FIG. 1 is a cross-sectional view showing one embodiment of a semiconductor device of the present invention.

2A to 2D are cross-sectional views showing a manufacturing process of a semiconductor device of the present invention.

3 (e) to 3 (g) are cross-sectional views showing the manufacturing process subsequent to FIG.

4 (h) and (i) are cross-sectional views showing the manufacturing process following FIG.

FIG. 5 is a plan view of a flash memory having a sub bit line structure.

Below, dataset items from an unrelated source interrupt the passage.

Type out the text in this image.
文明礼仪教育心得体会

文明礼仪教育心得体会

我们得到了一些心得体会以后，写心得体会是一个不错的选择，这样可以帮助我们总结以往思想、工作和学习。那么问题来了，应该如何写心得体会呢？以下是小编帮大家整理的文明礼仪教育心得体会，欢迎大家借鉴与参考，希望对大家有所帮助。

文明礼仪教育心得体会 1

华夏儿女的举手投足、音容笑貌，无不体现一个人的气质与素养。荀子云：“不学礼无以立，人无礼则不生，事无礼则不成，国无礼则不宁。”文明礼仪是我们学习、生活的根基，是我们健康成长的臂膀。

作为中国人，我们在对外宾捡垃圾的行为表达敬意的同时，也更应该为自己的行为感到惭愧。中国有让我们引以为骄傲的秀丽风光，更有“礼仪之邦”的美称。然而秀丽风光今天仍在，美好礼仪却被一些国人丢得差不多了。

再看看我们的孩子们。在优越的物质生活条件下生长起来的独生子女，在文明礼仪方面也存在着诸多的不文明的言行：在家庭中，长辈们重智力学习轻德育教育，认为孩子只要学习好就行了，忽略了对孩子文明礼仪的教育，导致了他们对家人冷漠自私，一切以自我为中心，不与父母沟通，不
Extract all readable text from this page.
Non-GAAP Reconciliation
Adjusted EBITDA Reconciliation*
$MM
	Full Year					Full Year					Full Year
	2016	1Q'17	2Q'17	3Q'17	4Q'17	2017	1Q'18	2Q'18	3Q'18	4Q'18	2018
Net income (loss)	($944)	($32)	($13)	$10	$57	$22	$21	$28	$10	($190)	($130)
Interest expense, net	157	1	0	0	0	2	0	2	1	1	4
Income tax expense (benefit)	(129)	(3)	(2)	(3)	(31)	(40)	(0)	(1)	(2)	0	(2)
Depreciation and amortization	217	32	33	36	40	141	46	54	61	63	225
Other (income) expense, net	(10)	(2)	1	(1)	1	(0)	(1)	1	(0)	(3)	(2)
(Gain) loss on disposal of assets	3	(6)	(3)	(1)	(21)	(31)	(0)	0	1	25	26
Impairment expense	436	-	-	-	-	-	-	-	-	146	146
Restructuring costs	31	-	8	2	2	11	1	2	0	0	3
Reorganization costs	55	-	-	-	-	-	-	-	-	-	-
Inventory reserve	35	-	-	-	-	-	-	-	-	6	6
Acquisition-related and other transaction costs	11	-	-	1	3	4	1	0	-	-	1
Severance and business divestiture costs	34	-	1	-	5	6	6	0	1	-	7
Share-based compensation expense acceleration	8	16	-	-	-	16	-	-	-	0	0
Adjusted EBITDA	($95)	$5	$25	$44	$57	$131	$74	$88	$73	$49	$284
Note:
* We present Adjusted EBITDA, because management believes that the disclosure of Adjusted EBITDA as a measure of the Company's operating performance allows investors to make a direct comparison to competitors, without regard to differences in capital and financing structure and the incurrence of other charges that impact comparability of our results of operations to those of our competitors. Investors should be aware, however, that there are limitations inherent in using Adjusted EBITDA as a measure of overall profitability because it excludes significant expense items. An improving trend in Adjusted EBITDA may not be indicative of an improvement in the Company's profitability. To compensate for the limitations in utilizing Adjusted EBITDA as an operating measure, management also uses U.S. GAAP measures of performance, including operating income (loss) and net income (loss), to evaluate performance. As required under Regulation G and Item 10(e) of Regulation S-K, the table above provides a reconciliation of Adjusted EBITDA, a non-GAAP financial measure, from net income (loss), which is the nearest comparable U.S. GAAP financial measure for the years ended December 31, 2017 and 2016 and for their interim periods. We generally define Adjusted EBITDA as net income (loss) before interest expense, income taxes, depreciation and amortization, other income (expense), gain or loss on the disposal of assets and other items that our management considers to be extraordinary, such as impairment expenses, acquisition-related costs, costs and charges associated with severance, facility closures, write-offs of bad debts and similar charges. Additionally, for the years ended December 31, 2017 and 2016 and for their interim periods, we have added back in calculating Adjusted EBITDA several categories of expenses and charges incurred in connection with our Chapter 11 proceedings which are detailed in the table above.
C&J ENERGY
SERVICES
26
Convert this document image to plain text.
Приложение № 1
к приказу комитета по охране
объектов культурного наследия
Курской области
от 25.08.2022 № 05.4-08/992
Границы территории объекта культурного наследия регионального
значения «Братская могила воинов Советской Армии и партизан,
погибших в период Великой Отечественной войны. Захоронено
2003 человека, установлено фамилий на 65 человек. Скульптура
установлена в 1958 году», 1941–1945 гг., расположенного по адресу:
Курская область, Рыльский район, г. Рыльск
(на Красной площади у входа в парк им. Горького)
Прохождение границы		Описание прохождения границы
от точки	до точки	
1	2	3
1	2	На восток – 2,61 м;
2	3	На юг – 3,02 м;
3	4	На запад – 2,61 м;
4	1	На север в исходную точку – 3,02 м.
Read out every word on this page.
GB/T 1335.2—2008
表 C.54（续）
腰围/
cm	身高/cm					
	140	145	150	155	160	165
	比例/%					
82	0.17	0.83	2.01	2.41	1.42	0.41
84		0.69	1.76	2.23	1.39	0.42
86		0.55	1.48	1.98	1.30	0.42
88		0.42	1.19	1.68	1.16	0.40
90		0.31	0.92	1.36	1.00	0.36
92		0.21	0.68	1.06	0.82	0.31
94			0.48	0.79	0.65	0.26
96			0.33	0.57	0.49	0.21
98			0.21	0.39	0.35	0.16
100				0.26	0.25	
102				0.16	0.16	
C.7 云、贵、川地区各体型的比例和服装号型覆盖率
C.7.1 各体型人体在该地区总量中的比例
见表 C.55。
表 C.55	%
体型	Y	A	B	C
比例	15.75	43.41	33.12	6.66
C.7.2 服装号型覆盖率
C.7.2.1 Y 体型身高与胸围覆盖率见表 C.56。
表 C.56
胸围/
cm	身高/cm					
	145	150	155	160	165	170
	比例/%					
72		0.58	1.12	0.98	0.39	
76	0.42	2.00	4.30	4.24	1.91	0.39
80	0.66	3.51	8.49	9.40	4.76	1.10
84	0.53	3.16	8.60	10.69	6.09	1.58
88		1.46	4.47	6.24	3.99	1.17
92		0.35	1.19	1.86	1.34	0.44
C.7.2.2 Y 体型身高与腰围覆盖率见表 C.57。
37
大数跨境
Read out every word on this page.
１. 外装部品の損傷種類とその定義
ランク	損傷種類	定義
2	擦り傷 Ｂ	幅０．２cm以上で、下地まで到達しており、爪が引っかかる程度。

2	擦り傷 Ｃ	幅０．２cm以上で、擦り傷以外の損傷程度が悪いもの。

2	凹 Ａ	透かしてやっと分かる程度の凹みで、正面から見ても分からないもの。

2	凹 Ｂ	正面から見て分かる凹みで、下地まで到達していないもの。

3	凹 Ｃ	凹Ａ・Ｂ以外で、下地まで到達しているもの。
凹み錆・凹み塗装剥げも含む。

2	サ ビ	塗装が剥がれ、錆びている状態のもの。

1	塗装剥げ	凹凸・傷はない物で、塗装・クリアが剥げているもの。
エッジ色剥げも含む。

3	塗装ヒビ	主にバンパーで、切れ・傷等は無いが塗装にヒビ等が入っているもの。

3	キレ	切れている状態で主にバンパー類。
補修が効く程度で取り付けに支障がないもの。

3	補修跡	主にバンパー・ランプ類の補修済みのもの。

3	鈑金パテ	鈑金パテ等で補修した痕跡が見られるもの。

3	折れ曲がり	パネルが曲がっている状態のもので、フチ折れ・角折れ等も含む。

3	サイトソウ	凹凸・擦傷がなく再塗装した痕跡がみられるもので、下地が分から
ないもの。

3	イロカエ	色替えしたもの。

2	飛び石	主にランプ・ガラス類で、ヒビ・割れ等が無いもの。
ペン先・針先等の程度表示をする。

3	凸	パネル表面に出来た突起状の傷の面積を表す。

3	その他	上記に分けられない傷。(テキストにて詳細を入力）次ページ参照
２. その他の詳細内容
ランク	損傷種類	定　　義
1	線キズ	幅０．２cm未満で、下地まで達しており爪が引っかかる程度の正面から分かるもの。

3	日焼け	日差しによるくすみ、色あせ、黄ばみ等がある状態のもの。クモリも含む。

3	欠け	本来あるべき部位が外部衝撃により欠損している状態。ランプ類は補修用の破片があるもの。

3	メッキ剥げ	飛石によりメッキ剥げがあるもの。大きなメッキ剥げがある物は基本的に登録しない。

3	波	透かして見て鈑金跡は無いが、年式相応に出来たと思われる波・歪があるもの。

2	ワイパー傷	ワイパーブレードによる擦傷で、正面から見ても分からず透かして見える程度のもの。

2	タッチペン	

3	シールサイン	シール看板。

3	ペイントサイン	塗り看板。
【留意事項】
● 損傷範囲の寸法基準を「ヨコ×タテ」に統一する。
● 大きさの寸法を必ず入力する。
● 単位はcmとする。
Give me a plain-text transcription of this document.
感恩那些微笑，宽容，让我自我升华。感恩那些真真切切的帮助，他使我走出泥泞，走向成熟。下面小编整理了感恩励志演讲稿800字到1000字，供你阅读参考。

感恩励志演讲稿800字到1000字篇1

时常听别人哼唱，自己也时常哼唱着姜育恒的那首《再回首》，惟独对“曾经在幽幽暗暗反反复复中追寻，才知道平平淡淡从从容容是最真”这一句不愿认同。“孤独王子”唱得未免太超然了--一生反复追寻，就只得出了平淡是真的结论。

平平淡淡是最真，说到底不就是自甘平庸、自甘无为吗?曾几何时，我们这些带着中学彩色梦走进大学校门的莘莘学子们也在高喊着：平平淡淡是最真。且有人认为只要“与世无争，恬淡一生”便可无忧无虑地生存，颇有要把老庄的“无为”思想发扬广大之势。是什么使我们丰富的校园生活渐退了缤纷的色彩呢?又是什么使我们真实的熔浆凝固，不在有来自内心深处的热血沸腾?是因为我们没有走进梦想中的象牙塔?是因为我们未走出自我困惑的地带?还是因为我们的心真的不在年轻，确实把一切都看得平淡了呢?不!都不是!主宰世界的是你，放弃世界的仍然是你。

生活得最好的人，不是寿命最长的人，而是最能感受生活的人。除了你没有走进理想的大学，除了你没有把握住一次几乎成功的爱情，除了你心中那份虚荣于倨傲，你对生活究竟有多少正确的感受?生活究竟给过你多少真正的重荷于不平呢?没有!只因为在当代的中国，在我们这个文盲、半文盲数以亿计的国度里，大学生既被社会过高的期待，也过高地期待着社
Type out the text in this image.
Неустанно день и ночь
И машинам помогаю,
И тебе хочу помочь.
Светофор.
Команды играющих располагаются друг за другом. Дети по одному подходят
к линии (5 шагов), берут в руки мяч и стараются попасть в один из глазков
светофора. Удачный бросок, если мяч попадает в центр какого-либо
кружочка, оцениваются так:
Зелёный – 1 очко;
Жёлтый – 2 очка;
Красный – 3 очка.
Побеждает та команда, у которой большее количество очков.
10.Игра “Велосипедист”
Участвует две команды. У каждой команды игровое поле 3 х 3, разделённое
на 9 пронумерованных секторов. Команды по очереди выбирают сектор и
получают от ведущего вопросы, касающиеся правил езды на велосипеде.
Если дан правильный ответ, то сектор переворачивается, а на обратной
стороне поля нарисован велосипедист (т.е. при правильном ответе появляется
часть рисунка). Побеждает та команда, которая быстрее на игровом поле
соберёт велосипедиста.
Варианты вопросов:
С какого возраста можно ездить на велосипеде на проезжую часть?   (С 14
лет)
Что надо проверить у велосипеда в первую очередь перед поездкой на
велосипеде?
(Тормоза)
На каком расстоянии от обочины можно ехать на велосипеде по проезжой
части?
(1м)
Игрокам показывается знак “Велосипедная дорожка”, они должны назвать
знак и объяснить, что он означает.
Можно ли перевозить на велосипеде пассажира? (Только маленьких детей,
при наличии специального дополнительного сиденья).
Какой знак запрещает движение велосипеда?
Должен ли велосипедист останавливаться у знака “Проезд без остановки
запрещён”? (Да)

FIG. 6 is a cross-sectional view taken along the line A-A ′ of FIG.

7 is a cross-sectional view taken along the line B-B ′ of FIG.

[Explanation of symbols]

10 ... Substrate, 21 ... Element isolation insulating film, 31, 32 ... Gate electrode, 33 ... Intermediate wiring layer, 38 ... Conductive connection part, 39
... Recess connection portion, 41 ... First interlayer insulating film, 42 ... Second interlayer insulating film, 50 ... Connection recess

Claims (5)

[Claims] 1. A multi-layered interlayer insulating film is formed on a substrate, one upper interlayer insulating film of which is penetrated, and an upper wiring on the upper interlayer insulating film and a lower interlayer insulating film below the upper wiring. An intermediate connection portion connecting the upper intermediate wiring, and the upper interlayer insulating film and the lower interlayer insulating film thereunder are penetrated to form an upper wiring on the upper interlayer insulating film and a lower interlayer insulating film. In a semiconductor device having a covered portion connecting portion that connects the covered portion to be covered, a connecting concave portion formed in the lower interlayer insulating film, and the lower interlayer insulating film and the connecting concave portion. It is characterized in that it has the formed intermediate wiring and a recess connection portion that penetrates the upper interlayer insulating film in the connection recess and connects the intermediate wiring and the upper wiring at the bottom of the connection recess. Semiconductor device. 2. The semiconductor device according to claim 1, wherein a bottom surface of the connection recess is a substrate surface. 3. A step of forming a lower interlayer insulating film on a substrate, a step of forming a connecting recess in the lower interlayer insulating film, and an intermediate wiring on the lower interlayer insulating film and at the bottom of the connecting recess. A step of forming, an step of forming an upper interlayer insulating film covering the intermediate wiring, a concave contact hole reaching the intermediate wiring layer at the bottom of the connection concave, the upper interlayer insulating film and the lower side of the upper interlayer insulating film. A step of penetrating the interlayer insulating film and forming a contact hole of the conductive portion reaching the conductive portion covered with the lower interlayer insulating film; and filling the concave contact hole with a conductor to form a concave connecting portion. ,
A step of filling the contact hole of the conductive portion with a conductor to form a connecting portion of the conductive portion, respectively. 4. The method for manufacturing a semiconductor device according to claim 3, wherein the connection recess is formed by penetrating an element isolation insulating film formed on the substrate surface. 5. The method of manufacturing a semiconductor device according to claim 3, wherein the etching for forming the connection recess and the etching for forming a contact hole formed in the lower interlayer insulating film are performed in the same etching step.